A number of successive burner starts with arbitrary values is shown as an assumption for measured and stored control parameters, for example for the Position of a gas actuator. The value 1 is the oldest in memory and will always be replaced by the latest value 3. From these three exemplary measured values - or al Alternatively, from a higher number - a current average is formed in each case. the This mean value has a tolerance band that can be adjusted to the operating conditions see which in the exemplary embodiment shown allows a deviation of ± 3. Everyone individual measured value must be within the specified tolerances. If not If so, a calibration is carried out the next time the burner is started.

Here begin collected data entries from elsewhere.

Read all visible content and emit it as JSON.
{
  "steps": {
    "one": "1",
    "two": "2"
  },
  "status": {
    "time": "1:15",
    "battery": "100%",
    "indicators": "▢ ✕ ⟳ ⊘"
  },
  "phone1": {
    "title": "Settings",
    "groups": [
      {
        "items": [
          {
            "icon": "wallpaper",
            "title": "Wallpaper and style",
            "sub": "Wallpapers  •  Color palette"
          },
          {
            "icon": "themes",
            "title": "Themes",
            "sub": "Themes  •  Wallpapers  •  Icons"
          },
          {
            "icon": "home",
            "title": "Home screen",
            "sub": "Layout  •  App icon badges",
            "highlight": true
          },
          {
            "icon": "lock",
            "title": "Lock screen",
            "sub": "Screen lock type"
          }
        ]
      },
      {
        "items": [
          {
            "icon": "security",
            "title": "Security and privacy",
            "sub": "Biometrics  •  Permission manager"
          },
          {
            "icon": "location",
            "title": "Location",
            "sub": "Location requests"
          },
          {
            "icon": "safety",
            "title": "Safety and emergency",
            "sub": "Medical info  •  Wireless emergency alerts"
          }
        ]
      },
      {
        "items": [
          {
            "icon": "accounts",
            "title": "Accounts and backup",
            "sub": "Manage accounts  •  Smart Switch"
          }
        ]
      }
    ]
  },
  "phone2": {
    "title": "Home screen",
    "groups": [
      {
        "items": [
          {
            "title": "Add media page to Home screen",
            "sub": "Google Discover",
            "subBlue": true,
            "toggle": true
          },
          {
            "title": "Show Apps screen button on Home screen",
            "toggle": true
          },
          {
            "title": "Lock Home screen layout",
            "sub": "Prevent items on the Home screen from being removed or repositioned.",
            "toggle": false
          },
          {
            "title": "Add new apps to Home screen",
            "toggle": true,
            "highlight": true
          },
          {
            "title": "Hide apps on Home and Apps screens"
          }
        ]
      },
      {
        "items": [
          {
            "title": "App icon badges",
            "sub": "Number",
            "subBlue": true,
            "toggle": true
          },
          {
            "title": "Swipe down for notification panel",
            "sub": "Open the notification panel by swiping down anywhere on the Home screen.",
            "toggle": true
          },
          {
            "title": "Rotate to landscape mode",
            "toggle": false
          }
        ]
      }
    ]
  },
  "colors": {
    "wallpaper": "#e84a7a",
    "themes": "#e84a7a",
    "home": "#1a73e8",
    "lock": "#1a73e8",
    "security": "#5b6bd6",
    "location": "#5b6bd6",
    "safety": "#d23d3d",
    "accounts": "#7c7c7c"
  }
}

The table includes play the value 26 twice below the current permissible for the respective burner start Limit of 27.0 or 26.3 and requires calibration.

Claims (8)

1. Method for controlling a gas burner for a heater, in particular for setting the gas-air ratio to a corresponding lambda setpoint according to the signals from an ionization electrode, which applies an electrical variable derived from the combustion temperature or the lambda value to a control circuit , which compares and adjusts this variable with a selected electrical setpoint, with automatic calibration that starts at regular intervals and stores control parameters, characterized in that calibration is carried out when the burner is started, when comparing the last control parameters, each at the end a heat request are stored as measured values, predetermined limit values for the position of a gas actuator and / or the air volume are exceeded or fallen below with previous control parameters, the gas actuator being broken down into a main and a secondary gas flow is monitored for the secondary gas flow and its control signal is used as a control parameter for assessing the need for calibration. 2. The method according to claim 1, characterized in that at the end of each heat request as a measured value the current at the gas actuator and / or its position is evaluated. 3. The method according to claims 1 and 2, characterized in that the calibration is initiated when a heat is applied request with a shutdown in operation a deviation of the measured value for the There is current at the gas actuator or its position from an average value. 4. The method according to claims 1 to 3, characterized in that the mean value is preferably from the last measured values is formed.   5. The method according to claims 1 to 4, characterized in that in the event of a power failure, the last measured values are preferred stays saved. 6. The method according to claims 1 to 5, characterized in that, in the event of a power failure, all memory locations for measured values with same value, preferably the last mean. 7. The method according to claims 1 to 6, characterized in that the calibration is initiated when the measured value for the current at the gas actuator or its position outside an adjustable tolerance bandes lies. 8. The method according to claims 1 to 7, characterized in that a comparison of the last control parameters with stored ten, previous control parameters is carried out each time the burner is started.